Chapter 5 Linear Regression

In linear regression, the goal is to find a function \(f\) that maps inputs \(\mathbf{x} \in \mathbb{R}^D\) to outputs \(f(\mathbf{x}) \in \mathbb{R}\). We are given training data \(\{(\mathbf{\mathbf{x}}_n, y_n)\}_{n=1}^N\), where each observation is modeled as: \[ y_n = f(\mathbf{x}_n) + \epsilon_n. \] Here, \(\epsilon_n\) represents independent and identically distributed (i.i.d.) Gaussian noise with zero mean.

With linear regression, we have two basic goals:

  • Modeling the data: Estimate the function \(f\) that explains the observed data.
  • Generalization: Ensure \(f\) predicts well for unseen inputs, not just the training data.
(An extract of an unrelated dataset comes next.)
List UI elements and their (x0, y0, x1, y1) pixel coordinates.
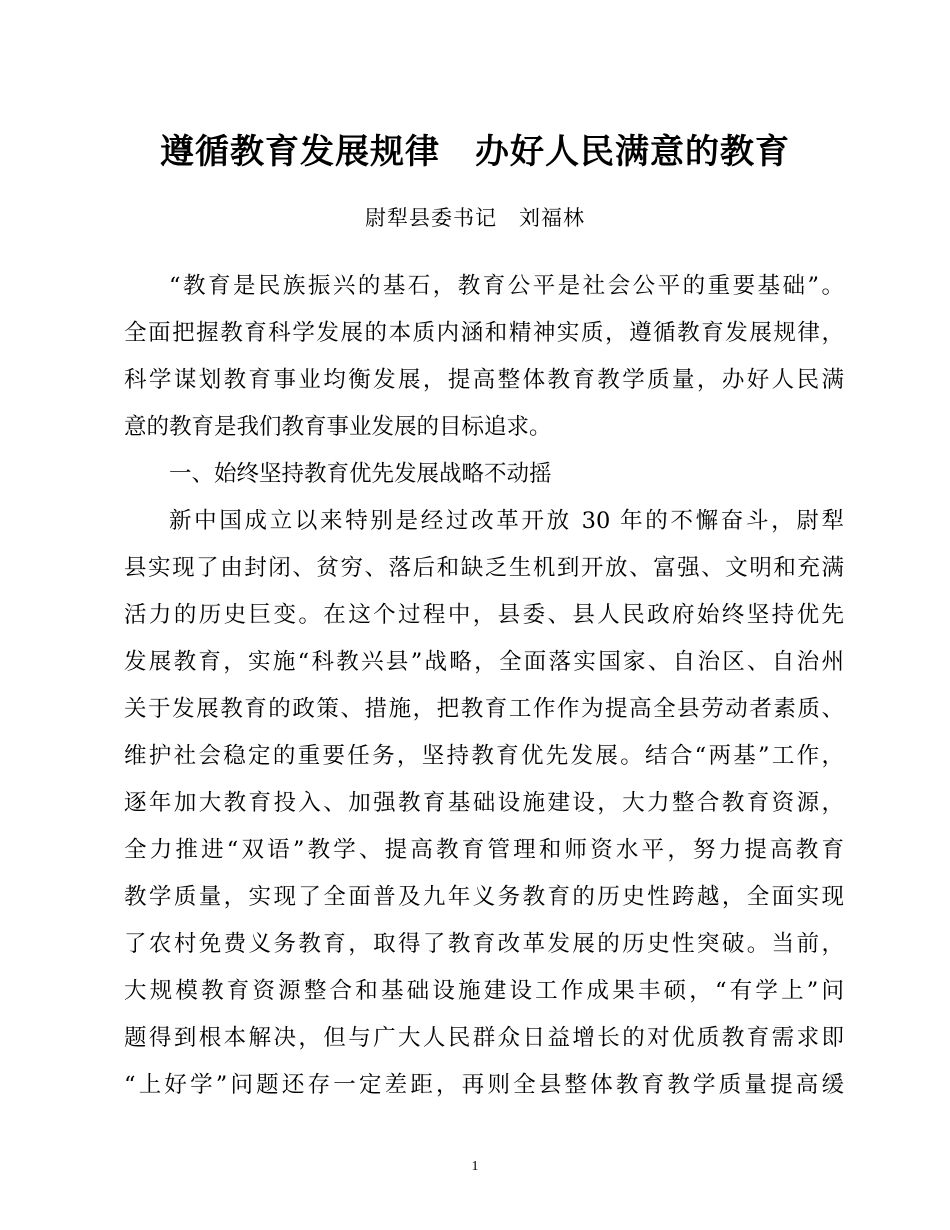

When using linear regression, we have to make some decisions apriori.

  1. Model Choice:
    • Decide on the type and parametrization of the regression function (e.g., polynomial degree).
    • Model selection (see Section 8.6) helps identify the simplest model that explains the data effectively.
  2. Parameter Estimation:
    • Determine the optimal model parameters using appropriate loss functions and optimization algorithms.
  3. Overfitting and Model Selection:
    • Overfitting occurs when the model fits training data too closely, failing to generalize.
    • This typically arises from overly flexible or complex models.
  4. Connection Between Loss Functions and Priors:
    • Many optimization objectives can be derived from probabilistic assumptions about the data.
    • Understanding this relationship clarifies how prior beliefs influence model behavior.
  5. Uncertainty Modeling:
    • Since training data are finite, predictions carry uncertainty.
    • Modeling uncertainty provides confidence bounds for predictions, which are especially important with limited data.